The Mudcat Café TM
Thread #52044   Message #795512
Posted By: RoyH (Burl)
02-Oct-02 - 11:48 AM
Thread Name: Radio Ballads (MacColl/Parker)
Subject: RE: Radio Ballads (MacColl/Parker)
Great to read of so much interest in the Radio Ballads. They are well remembered by people who heard them first time around, and on subsequent repeats, and now a new generation may hear them via the CD series. The Radio Ballad style, with it's montage of actuality and music has spread widely. Echoes of it may be heard in radio and TV drama, in stage productions (such as the excellent ones done some years ago at Stoke on Trent) even in TV advertising. Several folk clubs have mounted shows of their own on local topics, done in a manner suggesting the influence of the radio ballads. Fylde Festival presents something like this regularly. All of this is proof of the mark made by the original programmes and their makers, MacColl, Seeger, and Parker. Ian Campbell's account of the 'missing' programmes interested me. They do not deserve "permanent oblivion". They should be heard, or at least stored where we may search for them.

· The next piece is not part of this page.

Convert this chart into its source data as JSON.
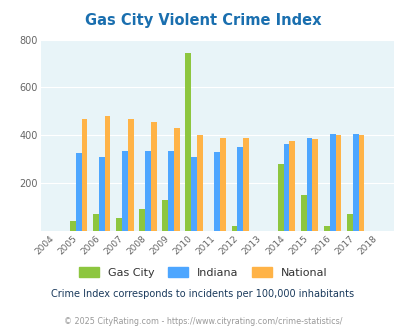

In the early sixties, 64 or 65 as I remember, I took part in a series called 'Landmarks', produced by Charles Parker, music by Peggy Seeger, compiled and songs written by Alasdair Clayre. The opening theme was Ewan MacColl's 'Ballad of Accounting, sung by him. The series followed 'landmarks' in a man's life, Birth, school, work, etc, with actuality and appropriate songs. The series went to air in Jan 65, on the Midlands Home Service of the BBC. It was not networked nationally. They were damn good shows but so far as I know they were never repeated. I had no tape recorder at that time so am without a souvenir of my first ever broadcast. I can't tell you how proud I was as a novice singer, being asked to work with Peggy Seeger and Charles Parker. I learned a great deal about standards and professionalism as a consequence. There may be copies in the Parker archives, I don't know, perhaps they are available in that way. But why did the BBC bury them?
One more story on the Radio ballads theme.........during the 1970's I had been singing in the South East of England and was hitch-hiking my way to a couple of gigs in Suffolk. A driver picked me up, we started talking, and he told me of his interest in the fishing industry and the steam drifters. He said that he had once heard a radio show about it, "It was the best thing I've ever heard" he said, "They had songs in it..it was terrific". I sang him a verse or two of 'Shoals of Herring' and told him I knew the people who made the programme. He was so excited when I told him it had been recorded on Argo records that he went twenty miles out of his way to drop me where I was going. Yes Sir, those Radio ballads really had impact.